I’m ill. I’d forgotten.
I forget quite often.
Until I feel my chest and feel the shadow of stickers left by the nurse, testing my heart rate. ‘Standard procedure’
Until, on a warm sunny day I roll up my sleeve only to feel the dead scar skin and roll them back down.
I’m ill and I’d forgotten until the nurse called me in and described the funny anecdotes of her day to take my mind off the routine check-up that makes sure that nothing, other than the instability of my mind, is throwing me off balance.
The appointment took all of 10 minutes and yet for the next 4 hours I lie down with a cup of tea, watching the entirety of RWBY until my eyes ached to match my head. Thrown completely.

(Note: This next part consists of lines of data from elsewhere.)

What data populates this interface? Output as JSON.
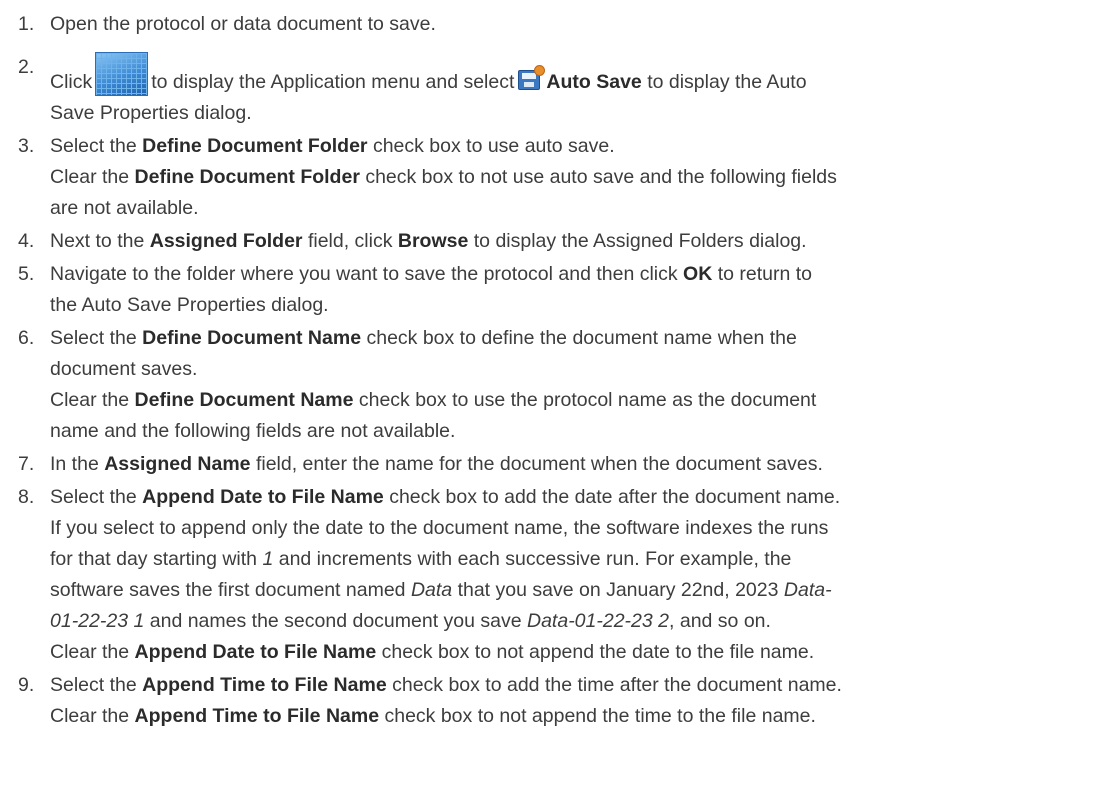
{
  "steps": [
    {
      "number": "1.",
      "t1": "Open the protocol or data document to save."
    },
    {
      "number": "2.",
      "t_click": "Click",
      "app_menu_icon": "application-menu-icon",
      "t_display": "to display the Application menu and select",
      "autosave_icon": "auto-save-icon",
      "b_auto_save": "Auto Save",
      "t_to_display": "to display the Auto",
      "t_line2": "Save Properties dialog."
    },
    {
      "number": "3.",
      "p1_a": "Select the",
      "p1_b": "Define Document Folder",
      "p1_c": "check box to use auto save.",
      "p2_a": "Clear the",
      "p2_b": "Define Document Folder",
      "p2_c": "check box to not use auto save and the following fields",
      "p2_d": "are not available."
    },
    {
      "number": "4.",
      "a": "Next to the",
      "b": "Assigned Folder",
      "c": "field, click",
      "d": "Browse",
      "e": "to display the Assigned Folders dialog."
    },
    {
      "number": "5.",
      "a": "Navigate to the folder where you want to save the protocol and then click",
      "b": "OK",
      "c": "to return to",
      "d": "the Auto Save Properties dialog."
    },
    {
      "number": "6.",
      "p1_a": "Select the",
      "p1_b": "Define Document Name",
      "p1_c": "check box to define the document name when the",
      "p1_d": "document saves.",
      "p2_a": "Clear the",
      "p2_b": "Define Document Name",
      "p2_c": "check box to use the protocol name as the document",
      "p2_d": "name and the following fields are not available."
    },
    {
      "number": "7.",
      "a": "In the",
      "b": "Assigned Name",
      "c": "field, enter the name for the document when the document saves."
    },
    {
      "number": "8.",
      "p1_a": "Select the",
      "p1_b": "Append Date to File Name",
      "p1_c": "check box to add the date after the document name.",
      "p2_a": "If you select to append only the date to the document name, the software indexes the runs",
      "p2_b": "for that day starting with",
      "p2_c": "1",
      "p2_d": "and increments with each successive run. For example, the",
      "p2_e": "software saves the first document named",
      "p2_f": "Data",
      "p2_g": "that you save on January 22nd, 2023",
      "p2_h": "Data-",
      "p2_i": "01-22-23 1",
      "p2_j": "and names the second document you save",
      "p2_k": "Data-01-22-23 2",
      "p2_l": ", and so on.",
      "p3_a": "Clear the",
      "p3_b": "Append Date to File Name",
      "p3_c": "check box to not append the date to the file name."
    },
    {
      "number": "9.",
      "p1_a": "Select the",
      "p1_b": "Append Time to File Name",
      "p1_c": "check box to add the time after the document name.",
      "p2_a": "Clear the",
      "p2_b": "Append Time to File Name",
      "p2_c": "check box to not append the time to the file name."
    }
  ]
}
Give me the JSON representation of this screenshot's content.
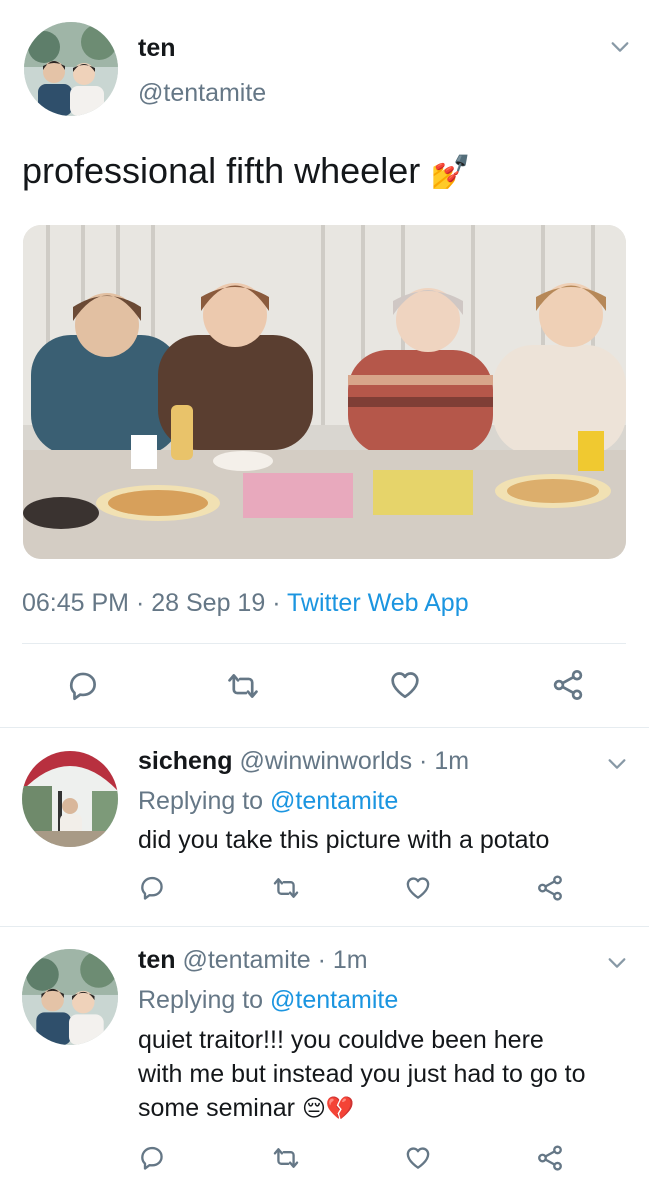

It’s something I am only just getting to grips with in a safe way. Earlier this year I decided to take the step, after 3 days in bed, to see a doctor, and thankfully this time he listened. He didn’t tell me that ‘everyone gets sad sometimes’ like the last one or throw pills at me that would only make bipolar worse and take me to the very edge; but the fact that this has happened before put me off for over a year. The counselor that stood me up before Christmas one year, or told me how great my abusive ex had been because he was also a patient of hers.
Because all of these things happen to too many of us with mental health issues I’m forced to ignore that little voice telling me that my voice isn’t worth being heard and to understand that I’m not ‘bragging’ but merely being visible.